USDT vs USDC vs DAI — does the stablecoin matter for the card?

Not much, because the balance is denominated in USDT no matter what you deposited. If you send USDC or DAI, you are effectively swapping into USDT at the moment the deposit confirms — at whatever rate the issuer applies. USDT is the default funding choice because TRC-20 transfers are cheap and liquidity is deep on every exchange. If you hold USDC and your exchange charges a fee to swap, account for that in your top-up math.

Is a USDT card safer than holding USDT on an exchange?

Different risks, not strictly safer. Both rely on a third party to honor your balance. The card balance sits with the issuer and is denominated in USDT; an exchange balance sits with the exchange. The card lets you spend without moving funds back to a bank — which is the entire point — but you should treat the card balance the same way you treat an exchange balance: keep on it only what you plan to spend in the next few weeks.

What happens if USDT depegs while my balance is on the card?

Your balance is denominated in USDT, so a depeg event affects the spending power of that balance in USD terms. A 2% depeg means your $1,000 balance temporarily authorizes for roughly $980 of merchant charges. Historical depegs (October 2018, May 2022) recovered within days. If you are worried, do not pre-fund large amounts — top up closer to when you need to spend.

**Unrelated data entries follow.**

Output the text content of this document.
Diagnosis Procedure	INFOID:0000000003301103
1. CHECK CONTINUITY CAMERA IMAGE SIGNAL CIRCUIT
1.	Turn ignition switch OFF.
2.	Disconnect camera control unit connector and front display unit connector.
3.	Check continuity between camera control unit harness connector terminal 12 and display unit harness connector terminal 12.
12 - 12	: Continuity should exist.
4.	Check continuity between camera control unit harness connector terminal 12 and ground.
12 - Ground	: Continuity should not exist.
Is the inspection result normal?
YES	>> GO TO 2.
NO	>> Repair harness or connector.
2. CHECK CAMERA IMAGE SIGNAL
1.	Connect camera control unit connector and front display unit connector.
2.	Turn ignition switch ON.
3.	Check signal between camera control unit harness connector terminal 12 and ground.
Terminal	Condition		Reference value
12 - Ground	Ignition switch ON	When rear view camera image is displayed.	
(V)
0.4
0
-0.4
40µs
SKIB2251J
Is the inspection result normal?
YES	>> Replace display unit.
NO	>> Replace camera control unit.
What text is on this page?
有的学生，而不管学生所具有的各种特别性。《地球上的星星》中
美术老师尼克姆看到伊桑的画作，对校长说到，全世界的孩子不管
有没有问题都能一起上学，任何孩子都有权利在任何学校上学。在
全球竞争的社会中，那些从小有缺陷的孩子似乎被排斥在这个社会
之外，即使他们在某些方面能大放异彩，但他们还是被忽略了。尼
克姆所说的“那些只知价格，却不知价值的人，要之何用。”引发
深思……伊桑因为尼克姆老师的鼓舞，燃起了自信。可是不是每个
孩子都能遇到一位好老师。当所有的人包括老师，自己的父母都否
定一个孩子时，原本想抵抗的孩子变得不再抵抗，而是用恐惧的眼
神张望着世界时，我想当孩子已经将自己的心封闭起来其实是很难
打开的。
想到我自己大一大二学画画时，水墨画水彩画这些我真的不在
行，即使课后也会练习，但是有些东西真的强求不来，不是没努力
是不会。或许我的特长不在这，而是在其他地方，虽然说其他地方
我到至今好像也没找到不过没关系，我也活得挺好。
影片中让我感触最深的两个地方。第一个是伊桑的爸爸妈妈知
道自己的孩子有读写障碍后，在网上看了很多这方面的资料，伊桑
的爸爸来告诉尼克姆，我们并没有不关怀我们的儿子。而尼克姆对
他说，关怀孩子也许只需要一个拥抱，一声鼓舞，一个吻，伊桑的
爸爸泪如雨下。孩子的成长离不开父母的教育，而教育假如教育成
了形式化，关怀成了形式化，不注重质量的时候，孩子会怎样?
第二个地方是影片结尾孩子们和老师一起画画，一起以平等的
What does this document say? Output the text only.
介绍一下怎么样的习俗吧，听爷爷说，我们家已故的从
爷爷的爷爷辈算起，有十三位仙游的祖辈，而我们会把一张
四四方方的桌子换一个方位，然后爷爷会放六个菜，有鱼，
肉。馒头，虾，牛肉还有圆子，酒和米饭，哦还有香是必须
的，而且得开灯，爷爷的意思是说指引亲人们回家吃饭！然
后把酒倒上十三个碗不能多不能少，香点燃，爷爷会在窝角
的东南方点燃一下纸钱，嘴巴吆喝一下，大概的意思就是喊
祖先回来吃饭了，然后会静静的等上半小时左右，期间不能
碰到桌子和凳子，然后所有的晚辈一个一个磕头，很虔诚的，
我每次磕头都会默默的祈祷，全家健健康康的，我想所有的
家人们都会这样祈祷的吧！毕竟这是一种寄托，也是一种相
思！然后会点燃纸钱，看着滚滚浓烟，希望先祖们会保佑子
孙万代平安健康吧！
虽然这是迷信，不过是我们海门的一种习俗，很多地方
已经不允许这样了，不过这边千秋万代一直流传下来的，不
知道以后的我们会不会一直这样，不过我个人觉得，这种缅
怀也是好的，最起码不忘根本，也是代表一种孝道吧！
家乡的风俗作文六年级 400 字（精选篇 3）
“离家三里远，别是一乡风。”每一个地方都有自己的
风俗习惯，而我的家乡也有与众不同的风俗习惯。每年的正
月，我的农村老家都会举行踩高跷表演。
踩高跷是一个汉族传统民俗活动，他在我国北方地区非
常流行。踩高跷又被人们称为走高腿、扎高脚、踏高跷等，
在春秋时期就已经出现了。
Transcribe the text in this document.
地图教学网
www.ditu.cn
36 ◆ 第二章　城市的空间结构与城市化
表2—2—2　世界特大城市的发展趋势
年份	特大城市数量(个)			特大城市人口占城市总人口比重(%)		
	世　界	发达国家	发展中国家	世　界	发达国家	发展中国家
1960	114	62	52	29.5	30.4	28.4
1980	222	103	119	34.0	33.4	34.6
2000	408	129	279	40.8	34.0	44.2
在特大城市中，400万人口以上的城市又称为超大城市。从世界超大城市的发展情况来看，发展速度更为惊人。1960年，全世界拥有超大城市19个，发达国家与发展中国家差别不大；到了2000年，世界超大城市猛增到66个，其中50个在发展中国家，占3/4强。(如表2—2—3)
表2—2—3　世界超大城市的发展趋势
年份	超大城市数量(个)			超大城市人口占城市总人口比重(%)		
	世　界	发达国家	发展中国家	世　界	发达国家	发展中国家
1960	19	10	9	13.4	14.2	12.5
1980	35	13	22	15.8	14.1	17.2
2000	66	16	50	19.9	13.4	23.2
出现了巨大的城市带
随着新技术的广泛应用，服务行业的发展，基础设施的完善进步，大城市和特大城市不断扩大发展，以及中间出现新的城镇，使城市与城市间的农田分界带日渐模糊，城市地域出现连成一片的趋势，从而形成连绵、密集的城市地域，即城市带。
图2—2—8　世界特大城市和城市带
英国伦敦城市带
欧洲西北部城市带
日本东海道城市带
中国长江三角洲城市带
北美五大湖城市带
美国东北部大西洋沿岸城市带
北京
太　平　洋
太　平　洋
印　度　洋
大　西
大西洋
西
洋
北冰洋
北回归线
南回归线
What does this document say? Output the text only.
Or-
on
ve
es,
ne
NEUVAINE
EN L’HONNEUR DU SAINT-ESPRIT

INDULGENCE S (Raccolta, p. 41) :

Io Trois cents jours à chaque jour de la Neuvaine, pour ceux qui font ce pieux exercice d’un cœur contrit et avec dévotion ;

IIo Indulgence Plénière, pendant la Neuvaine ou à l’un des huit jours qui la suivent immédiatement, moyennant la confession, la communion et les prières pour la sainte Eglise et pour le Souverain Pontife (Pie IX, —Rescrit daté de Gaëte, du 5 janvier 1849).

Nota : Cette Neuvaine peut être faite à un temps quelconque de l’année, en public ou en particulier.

Should I get the Visa E-commerce or the Mastercard Business?

Visa E-commerce ($35) if you spend mostly on online services — AI subscriptions, SaaS, ad platforms, e-commerce — and you do not need Apple Pay or a per-transaction limit above $20,000. Mastercard Business ($50) if you need Apple Pay or Google Pay, plan to pay at physical terminals, run large single charges (up to $250K), or want the flat $0.50 auth fee for predictable cost on big transactions. Most media buyers and travelers pick the Mastercard. Most freelancers running OpenAI and a SaaS stack pick the Visa.